Kingfisher plc has blamed difficult trading conditions for its decision to close 22 B&Q stores.
A further 16 of B&Q’s larger warehouse stores will be converted into a new mini-warehouse format within the wide-ranging store rationalisation programme.
Kingfisher announced the decision after posting a 12.8% drop in group pre-tax profits for the first half of 2005, compared to a year ago. Its profits totalled £250.8m, while sales were £4.07bn.
It said B&Q faced higher energy costs, rising debt burdens and a weak housing market, while the UK repair, maintenance and improvement market declined by 2% in the first half.

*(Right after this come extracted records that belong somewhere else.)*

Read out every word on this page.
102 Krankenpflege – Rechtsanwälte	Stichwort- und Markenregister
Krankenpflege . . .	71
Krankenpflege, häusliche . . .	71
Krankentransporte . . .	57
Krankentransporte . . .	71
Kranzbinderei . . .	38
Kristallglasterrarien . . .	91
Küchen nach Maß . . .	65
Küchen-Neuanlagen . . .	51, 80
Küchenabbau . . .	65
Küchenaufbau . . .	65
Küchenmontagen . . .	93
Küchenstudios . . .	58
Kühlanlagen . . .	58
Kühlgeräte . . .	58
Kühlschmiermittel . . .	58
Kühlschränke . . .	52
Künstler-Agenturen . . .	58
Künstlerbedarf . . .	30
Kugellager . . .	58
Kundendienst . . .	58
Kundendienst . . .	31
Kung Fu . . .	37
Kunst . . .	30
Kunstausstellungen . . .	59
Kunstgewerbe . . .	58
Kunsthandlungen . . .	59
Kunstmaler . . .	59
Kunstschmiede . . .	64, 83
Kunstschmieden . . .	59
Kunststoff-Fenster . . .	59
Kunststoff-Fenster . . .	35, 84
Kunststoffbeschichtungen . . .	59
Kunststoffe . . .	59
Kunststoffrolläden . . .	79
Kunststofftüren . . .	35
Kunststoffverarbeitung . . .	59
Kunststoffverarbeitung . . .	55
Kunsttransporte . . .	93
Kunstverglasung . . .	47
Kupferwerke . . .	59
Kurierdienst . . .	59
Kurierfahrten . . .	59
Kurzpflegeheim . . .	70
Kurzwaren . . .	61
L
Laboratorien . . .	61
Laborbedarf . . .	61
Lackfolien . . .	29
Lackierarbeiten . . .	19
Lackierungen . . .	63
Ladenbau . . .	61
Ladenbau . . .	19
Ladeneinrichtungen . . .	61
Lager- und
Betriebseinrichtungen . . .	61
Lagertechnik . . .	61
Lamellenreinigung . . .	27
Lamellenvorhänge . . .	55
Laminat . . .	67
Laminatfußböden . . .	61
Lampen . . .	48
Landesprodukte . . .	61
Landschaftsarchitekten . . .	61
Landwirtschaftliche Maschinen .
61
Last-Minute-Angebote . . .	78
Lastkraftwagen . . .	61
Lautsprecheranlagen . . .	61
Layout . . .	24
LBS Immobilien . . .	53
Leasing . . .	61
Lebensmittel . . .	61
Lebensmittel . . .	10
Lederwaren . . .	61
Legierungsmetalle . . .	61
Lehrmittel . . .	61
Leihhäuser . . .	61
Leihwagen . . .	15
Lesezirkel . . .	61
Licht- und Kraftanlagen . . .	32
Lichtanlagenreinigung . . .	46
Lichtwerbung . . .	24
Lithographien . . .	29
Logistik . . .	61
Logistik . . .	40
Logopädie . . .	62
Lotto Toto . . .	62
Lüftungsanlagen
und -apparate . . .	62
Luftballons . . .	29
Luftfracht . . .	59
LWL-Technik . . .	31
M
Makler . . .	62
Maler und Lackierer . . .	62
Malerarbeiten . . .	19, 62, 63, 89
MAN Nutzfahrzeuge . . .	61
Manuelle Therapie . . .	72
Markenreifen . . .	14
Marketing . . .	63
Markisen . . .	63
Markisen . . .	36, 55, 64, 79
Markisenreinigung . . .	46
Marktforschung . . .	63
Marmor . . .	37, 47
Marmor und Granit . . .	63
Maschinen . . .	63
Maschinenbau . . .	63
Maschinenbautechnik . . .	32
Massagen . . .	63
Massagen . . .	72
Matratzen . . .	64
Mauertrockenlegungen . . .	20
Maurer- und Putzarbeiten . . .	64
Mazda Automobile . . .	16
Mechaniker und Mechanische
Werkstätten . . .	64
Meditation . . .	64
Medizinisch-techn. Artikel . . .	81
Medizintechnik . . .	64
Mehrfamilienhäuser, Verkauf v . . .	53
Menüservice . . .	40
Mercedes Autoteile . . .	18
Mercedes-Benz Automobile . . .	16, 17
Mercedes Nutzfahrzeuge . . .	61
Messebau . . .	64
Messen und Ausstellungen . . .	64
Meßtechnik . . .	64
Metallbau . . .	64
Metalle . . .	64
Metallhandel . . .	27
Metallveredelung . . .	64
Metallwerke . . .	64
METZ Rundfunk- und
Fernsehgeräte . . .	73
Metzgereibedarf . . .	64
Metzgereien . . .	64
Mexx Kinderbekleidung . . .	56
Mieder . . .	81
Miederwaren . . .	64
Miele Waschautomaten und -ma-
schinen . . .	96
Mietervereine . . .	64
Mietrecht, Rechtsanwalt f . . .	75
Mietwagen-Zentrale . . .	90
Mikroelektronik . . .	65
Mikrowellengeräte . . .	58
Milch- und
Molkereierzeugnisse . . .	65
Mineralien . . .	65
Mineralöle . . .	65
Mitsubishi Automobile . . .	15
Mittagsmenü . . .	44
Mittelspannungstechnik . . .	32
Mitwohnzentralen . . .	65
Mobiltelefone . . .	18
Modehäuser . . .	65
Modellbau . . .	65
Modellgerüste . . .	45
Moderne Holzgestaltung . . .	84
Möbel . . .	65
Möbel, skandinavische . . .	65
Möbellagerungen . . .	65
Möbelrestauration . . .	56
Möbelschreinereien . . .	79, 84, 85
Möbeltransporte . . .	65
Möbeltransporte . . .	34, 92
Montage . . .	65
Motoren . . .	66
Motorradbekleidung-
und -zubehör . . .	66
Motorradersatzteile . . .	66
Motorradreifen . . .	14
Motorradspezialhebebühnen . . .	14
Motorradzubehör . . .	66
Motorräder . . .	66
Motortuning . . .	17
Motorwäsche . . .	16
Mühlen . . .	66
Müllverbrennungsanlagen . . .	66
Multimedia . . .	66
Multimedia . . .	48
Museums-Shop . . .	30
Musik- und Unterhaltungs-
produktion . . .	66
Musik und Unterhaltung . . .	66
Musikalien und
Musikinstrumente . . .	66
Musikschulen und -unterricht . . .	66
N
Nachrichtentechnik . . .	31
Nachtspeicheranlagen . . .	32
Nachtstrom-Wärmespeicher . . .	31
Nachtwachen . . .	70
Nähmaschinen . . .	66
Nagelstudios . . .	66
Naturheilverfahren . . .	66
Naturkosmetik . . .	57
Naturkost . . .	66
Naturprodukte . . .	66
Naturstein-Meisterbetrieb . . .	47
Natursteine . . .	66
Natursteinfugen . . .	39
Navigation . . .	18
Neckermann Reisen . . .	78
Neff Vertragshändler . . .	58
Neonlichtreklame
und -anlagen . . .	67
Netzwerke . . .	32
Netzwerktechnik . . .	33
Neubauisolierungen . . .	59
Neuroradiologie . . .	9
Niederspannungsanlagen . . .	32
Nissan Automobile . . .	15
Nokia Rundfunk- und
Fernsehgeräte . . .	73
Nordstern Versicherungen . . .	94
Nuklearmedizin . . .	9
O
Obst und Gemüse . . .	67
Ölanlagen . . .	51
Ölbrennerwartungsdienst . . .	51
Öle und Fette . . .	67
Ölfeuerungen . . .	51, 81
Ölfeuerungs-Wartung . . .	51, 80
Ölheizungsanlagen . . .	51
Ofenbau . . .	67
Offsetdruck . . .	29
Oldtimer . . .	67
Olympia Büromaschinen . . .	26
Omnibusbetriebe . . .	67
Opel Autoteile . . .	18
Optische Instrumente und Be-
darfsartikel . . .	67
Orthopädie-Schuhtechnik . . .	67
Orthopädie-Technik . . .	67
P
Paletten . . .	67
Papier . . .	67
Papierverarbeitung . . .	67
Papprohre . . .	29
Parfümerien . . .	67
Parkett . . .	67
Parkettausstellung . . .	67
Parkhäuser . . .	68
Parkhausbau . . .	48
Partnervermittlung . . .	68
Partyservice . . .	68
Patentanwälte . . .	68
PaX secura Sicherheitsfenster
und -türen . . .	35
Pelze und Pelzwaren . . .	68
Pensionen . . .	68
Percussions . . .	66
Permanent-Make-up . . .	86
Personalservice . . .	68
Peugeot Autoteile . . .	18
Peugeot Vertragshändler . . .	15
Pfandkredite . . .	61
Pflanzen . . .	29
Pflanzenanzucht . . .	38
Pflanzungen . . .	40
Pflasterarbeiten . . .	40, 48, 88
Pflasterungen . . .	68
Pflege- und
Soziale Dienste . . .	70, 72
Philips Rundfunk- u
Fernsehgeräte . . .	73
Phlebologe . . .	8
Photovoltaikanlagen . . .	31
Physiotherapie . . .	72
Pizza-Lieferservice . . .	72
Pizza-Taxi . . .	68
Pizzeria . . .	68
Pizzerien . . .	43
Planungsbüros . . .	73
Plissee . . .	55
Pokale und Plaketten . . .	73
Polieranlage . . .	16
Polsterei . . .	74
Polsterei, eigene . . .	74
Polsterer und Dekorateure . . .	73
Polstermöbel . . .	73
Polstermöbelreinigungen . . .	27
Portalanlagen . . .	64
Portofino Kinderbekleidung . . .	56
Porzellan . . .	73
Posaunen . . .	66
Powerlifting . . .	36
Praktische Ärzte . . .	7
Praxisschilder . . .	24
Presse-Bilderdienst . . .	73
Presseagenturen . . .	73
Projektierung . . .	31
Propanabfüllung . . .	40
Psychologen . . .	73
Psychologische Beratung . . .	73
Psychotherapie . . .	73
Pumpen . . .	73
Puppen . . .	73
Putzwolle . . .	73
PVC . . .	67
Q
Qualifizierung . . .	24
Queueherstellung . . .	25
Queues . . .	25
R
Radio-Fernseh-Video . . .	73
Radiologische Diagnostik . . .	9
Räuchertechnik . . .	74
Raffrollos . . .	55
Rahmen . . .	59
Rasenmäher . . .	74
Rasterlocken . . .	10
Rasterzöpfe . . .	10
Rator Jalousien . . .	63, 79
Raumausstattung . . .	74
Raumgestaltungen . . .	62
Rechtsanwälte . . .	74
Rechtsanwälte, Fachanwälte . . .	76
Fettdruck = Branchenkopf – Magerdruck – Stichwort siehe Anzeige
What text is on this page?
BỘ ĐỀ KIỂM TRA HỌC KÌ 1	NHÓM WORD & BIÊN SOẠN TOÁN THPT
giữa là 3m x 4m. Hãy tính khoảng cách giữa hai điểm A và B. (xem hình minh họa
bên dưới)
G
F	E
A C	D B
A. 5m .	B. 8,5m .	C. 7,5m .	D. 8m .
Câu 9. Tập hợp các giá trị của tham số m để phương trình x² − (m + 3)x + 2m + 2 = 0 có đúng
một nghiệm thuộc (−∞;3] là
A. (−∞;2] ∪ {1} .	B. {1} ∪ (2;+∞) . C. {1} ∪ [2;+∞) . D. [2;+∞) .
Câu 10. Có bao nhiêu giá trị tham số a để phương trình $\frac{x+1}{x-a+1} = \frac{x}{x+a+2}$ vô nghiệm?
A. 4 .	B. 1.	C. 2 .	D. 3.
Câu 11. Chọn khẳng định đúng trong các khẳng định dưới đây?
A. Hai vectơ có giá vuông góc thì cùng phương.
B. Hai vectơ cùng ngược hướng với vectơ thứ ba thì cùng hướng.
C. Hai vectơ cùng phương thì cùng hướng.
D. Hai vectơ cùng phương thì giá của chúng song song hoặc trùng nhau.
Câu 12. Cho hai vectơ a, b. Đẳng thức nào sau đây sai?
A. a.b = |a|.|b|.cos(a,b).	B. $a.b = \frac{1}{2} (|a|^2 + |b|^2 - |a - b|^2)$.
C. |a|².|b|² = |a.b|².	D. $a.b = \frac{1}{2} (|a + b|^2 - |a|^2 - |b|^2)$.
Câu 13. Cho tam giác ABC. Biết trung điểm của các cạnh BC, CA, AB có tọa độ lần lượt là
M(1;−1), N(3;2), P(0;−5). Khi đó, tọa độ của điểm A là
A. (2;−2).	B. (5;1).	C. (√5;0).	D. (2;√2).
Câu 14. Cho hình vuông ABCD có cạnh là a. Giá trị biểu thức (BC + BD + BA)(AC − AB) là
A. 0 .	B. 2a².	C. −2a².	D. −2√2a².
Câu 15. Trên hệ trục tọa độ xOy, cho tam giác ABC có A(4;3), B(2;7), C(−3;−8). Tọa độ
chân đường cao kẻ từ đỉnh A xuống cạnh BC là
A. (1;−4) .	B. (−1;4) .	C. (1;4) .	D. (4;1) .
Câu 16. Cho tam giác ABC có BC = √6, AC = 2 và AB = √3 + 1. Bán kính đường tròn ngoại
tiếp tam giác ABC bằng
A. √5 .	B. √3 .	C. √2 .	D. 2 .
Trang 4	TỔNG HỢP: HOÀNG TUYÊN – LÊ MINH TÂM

B&Q’s sales fell 2.6% (7% on a like-for-like basis) to £2.09bn during the period, recording weak sales of kitchens and flooring.
The store closures will be in areas already well served by other B&Q outlets, while longer-term changes will see larger warehouse stores adapted to offer a broader range of products needed for complete home improvement projects.
Kingfisher chief executive Gerry Murphy said: “While these are the toughest markets Kingfisher has faced in many years, particularly in the UK, B&Q and Castorama France are acting to drive sales and improve cost productivity.”
Kingfisher will take a one-off £200m charge in the second half for its store rationalisation programme and other cost reductions.